On 10/25/2017 12:12 PM, Thomas Jollans wrote:
On 2017-10-25 15:57, Rustom Mody wrote:

pdb inside emacs works (to a fashion)
And it shows the arrow for current line so its at least quasi-gui

I believe idle too is much more usable than a few years earlier

I haven't used IDLE in years (if ever), partly because Tkinter is so
incredibly ugly, and feels so out-of-place on a modern PC (maybe it's
tolerable on Windows, I wouldn't know).

On Windows, it uses native widgets when possible, so the look and feel of IDLE's editor is the same as some other apps, such as Notepad++. We are in the process of switching to the ttk widget set, which improve the look on Linux and even more so on Macs. The settings dialog was redone, in part, for 3.6.3 and 3.7. Which version are you using?

In any case I just tried it out and good lord that's terrible.

The debugger UI has not gotten its badly needed makeover yet; there is a issue and patch to do so.

You can
set breakpoints in the editor (good), it shows locals (excellent), but
it doesn't show you what line you're at when stepping through (seriously?).

Seriously, you either did not look, or you have a broken IDLE installation, or you ran into a severe bug I would like to know about. Rather than never, the next line is shown 2 or 3 times.

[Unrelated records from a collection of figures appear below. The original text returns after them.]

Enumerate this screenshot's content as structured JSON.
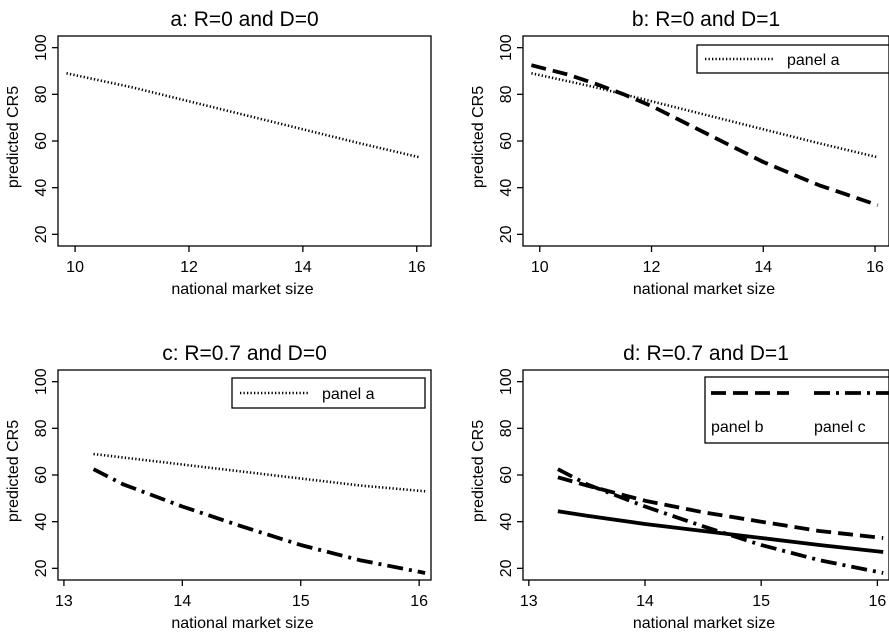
{
  "chart_data": [
    {
      "type": "line",
      "title": "a: R=0 and D=0",
      "xlabel": "national market size",
      "ylabel": "predicted CR5",
      "xlim": [
        9.7,
        16.25
      ],
      "ylim": [
        15,
        105
      ],
      "xticks": [
        "10",
        "12",
        "14",
        "16"
      ],
      "yticks": [
        "20",
        "40",
        "60",
        "80",
        "100"
      ],
      "grid": false,
      "legend": [],
      "series": [
        {
          "name": "",
          "style": "dotted",
          "x": [
            9.85,
            11,
            12,
            13,
            14,
            15,
            16.05
          ],
          "y": [
            89,
            83,
            77,
            71,
            65,
            59,
            53
          ]
        }
      ]
    },
    {
      "type": "line",
      "title": "b: R=0 and D=1",
      "xlabel": "national market size",
      "ylabel": "predicted CR5",
      "xlim": [
        9.7,
        16.25
      ],
      "ylim": [
        15,
        105
      ],
      "xticks": [
        "10",
        "12",
        "14",
        "16"
      ],
      "yticks": [
        "20",
        "40",
        "60",
        "80",
        "100"
      ],
      "grid": false,
      "legend_position": "top-right",
      "legend": [
        {
          "label": "panel a",
          "style": "dotted"
        }
      ],
      "series": [
        {
          "name": "panel a",
          "style": "dotted",
          "x": [
            9.85,
            11,
            12,
            13,
            14,
            15,
            16.05
          ],
          "y": [
            89,
            83,
            77,
            71,
            65,
            59,
            53
          ]
        },
        {
          "name": "",
          "style": "dashed",
          "x": [
            9.85,
            10.5,
            11,
            11.5,
            12,
            12.5,
            13,
            13.5,
            14,
            14.5,
            15,
            15.5,
            16.05
          ],
          "y": [
            92.5,
            88.5,
            84.5,
            80,
            75,
            69,
            63,
            57,
            51,
            46,
            41,
            37,
            32.5
          ]
        }
      ]
    },
    {
      "type": "line",
      "title": "c: R=0.7 and D=0",
      "xlabel": "national market size",
      "ylabel": "predicted CR5",
      "xlim": [
        12.95,
        16.1
      ],
      "ylim": [
        15,
        105
      ],
      "xticks": [
        "13",
        "14",
        "15",
        "16"
      ],
      "yticks": [
        "20",
        "40",
        "60",
        "80",
        "100"
      ],
      "grid": false,
      "legend_position": "top-right",
      "legend": [
        {
          "label": "panel a",
          "style": "dotted"
        }
      ],
      "series": [
        {
          "name": "panel a",
          "style": "dotted",
          "x": [
            13.25,
            13.5,
            14,
            14.5,
            15,
            15.5,
            16.05
          ],
          "y": [
            69,
            67.5,
            64.5,
            61.5,
            58.5,
            55.5,
            53
          ]
        },
        {
          "name": "",
          "style": "dashdot",
          "x": [
            13.25,
            13.5,
            14,
            14.5,
            15,
            15.5,
            16.05
          ],
          "y": [
            62.5,
            56,
            46.5,
            38,
            30,
            23.5,
            18
          ]
        }
      ]
    },
    {
      "type": "line",
      "title": "d: R=0.7 and D=1",
      "xlabel": "national market size",
      "ylabel": "predicted CR5",
      "xlim": [
        12.95,
        16.1
      ],
      "ylim": [
        15,
        105
      ],
      "xticks": [
        "13",
        "14",
        "15",
        "16"
      ],
      "yticks": [
        "20",
        "40",
        "60",
        "80",
        "100"
      ],
      "grid": false,
      "legend_position": "top-right",
      "legend": [
        {
          "label": "panel b",
          "style": "dashed"
        },
        {
          "label": "panel c",
          "style": "dashdot"
        }
      ],
      "series": [
        {
          "name": "panel b",
          "style": "dashed",
          "x": [
            13.25,
            13.5,
            14,
            14.5,
            15,
            15.5,
            16.05
          ],
          "y": [
            59,
            55.5,
            49,
            44,
            40,
            36,
            33
          ]
        },
        {
          "name": "panel c",
          "style": "dashdot",
          "x": [
            13.25,
            13.5,
            14,
            14.5,
            15,
            15.5,
            16.05
          ],
          "y": [
            62.5,
            56,
            46.5,
            38,
            30,
            23.5,
            18
          ]
        },
        {
          "name": "",
          "style": "solid",
          "x": [
            13.25,
            13.5,
            14,
            14.5,
            15,
            15.5,
            16.05
          ],
          "y": [
            44.5,
            42.5,
            39,
            36,
            33,
            30,
            27
          ]
        }
      ]
    }
  ]
}
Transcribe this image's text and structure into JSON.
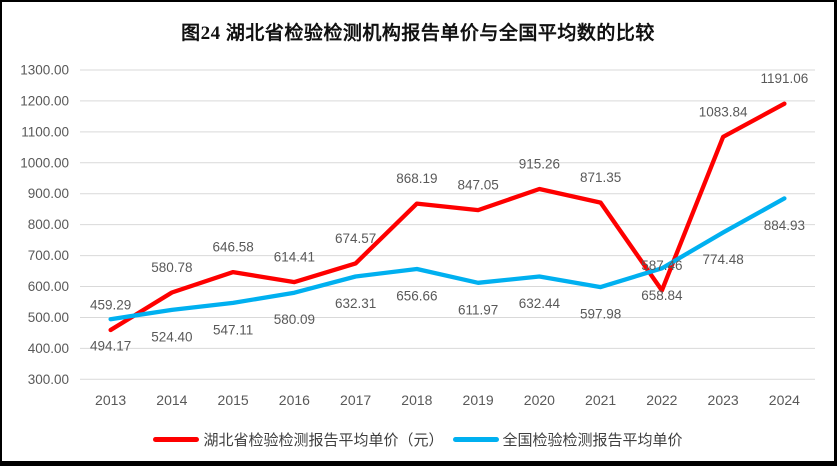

1.The module, line number, and code of the next line is shown immediately below the header of buttons and checkboxes.

2. The box below shows the complete stack of Python lines in the process of being run, including (again) the one that will be executed next. For each, it shows the module, line number, and text of the line.

Bug: code and line number are reversed on the last line, which is the repeat of the next line. Enhancement: make list more readable with module, number, and code in neat columns. The window will have to be much wider, or each line split as in tracebacks, to do this.

3. If one checks the '[X] source' box at the top, the 'next' line is highlighted in an IDLE editor window. This is currently not checked by default because the debugger would currently open *every* file stepped into. When opening new windows is made optional, source will be checked by default.

In summary, I think debugger should rate at least 'good' rather than 'fail' when it comes to showing you the next line.

I'll go back to not even touching IDLE with a ten-foot pole now.

Do as you want, but please report accurately. There are bugs around the debugger, but not, that I know of, the one you claim.